In New Mexico, a $175 monthly supplement for each child in care — an approximately 25% increase from the normal average rate — is effective in April and will continue until emergency restrictions are lifted. The state is also issuing a supplement directly to young people in independent living programs. “By helping to stabilize our youth where they are, we hope to prevent placement instability or homelessness during the surge or after,” says Brian Blalock, cabinet secretary for New Mexico’s Children, Youth and Families Department. “That’s why it was critical to provide this relief as soon as possible.”
“Agencies will have to evaluate whether this approach works for their specific situation,” Blazey says. “Our goal is to give young people in foster care stability and keep them in family-based care — and to support the foster parents who are first responders in the crisis.”
Three-step process to determine foster parent rates
Blazey suggests a three-step process to help agencies determine if this approach will work for them.
1. Examine your priorities. Determine:
- where you can have a significant impact;
- which options align with your values and require few or no structural changes; and
- how to articulate the benefits of your selected approach.
2. Review your authorizing and operating environment. Ask these questions:
- Can you get approval for reusing this money — the dollars gained from the temporary FMAP increase — to self-finance a temporary foster parent rate increase?
- Can you see a clear path to making this happen? Remember — legal and regulatory environments vary widely by state.
- Can you execute?

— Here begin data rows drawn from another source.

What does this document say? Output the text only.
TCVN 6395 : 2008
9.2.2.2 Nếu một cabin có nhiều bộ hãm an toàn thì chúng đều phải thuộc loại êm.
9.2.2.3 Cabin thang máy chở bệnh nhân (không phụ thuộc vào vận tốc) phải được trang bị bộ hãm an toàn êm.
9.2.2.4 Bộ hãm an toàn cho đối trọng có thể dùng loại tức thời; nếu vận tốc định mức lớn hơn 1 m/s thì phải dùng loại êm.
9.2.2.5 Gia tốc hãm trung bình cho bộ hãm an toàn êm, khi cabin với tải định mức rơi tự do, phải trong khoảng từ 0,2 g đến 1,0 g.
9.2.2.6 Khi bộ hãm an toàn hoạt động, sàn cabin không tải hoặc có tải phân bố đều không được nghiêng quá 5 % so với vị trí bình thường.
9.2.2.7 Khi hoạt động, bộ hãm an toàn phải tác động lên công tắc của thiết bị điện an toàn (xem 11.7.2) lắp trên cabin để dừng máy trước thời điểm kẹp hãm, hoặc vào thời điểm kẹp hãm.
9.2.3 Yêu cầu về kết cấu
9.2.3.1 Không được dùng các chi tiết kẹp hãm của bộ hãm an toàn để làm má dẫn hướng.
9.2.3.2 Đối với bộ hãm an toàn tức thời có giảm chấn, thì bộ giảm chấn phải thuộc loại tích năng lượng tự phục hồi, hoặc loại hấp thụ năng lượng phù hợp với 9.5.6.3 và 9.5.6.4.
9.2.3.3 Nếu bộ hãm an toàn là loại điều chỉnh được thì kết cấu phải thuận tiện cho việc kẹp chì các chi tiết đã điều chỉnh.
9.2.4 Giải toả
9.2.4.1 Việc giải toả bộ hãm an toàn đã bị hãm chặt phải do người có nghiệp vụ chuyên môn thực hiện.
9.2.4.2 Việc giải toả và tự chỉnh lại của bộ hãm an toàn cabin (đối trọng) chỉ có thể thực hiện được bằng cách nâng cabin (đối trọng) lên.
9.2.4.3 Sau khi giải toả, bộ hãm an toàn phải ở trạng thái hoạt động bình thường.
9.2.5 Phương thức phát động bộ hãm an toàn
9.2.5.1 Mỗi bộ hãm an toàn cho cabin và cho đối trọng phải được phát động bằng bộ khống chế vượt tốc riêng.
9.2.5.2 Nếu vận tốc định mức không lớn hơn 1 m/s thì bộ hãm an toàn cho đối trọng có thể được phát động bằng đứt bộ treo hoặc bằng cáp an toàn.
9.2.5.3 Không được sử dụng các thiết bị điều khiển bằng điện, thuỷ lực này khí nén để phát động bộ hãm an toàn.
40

This will likely require changes in IT and accounting systems that process payments.
3. Do the math. Here are the steps:
- Use Blazey’s rate supplement calculator to estimate how much your state can self-finance additional, short-term supports for foster parents by repurposing funds gained from the temporarily higher FMAP rate. To use the model, you’ll need access to Title IV-E claims data from your state’s Title IV-E quarterly claim report (Form CB-496) and to bed-day census data for the population you want to cover with supplemental payments.
- Insert the data into the spreadsheet model in the cells mapped for input.
- Compute the rate increase per child, per diem and per month that can be self-financed by the expanded FMAP pay. FMAP gains begin with January–March 2020 claims.
- Remember that using this model simply identifies a potential source of additional monies to help your agency assess the feasibility of a temporary raise in foster parent rates — whether to take this approach is ultimately about your agency’s values.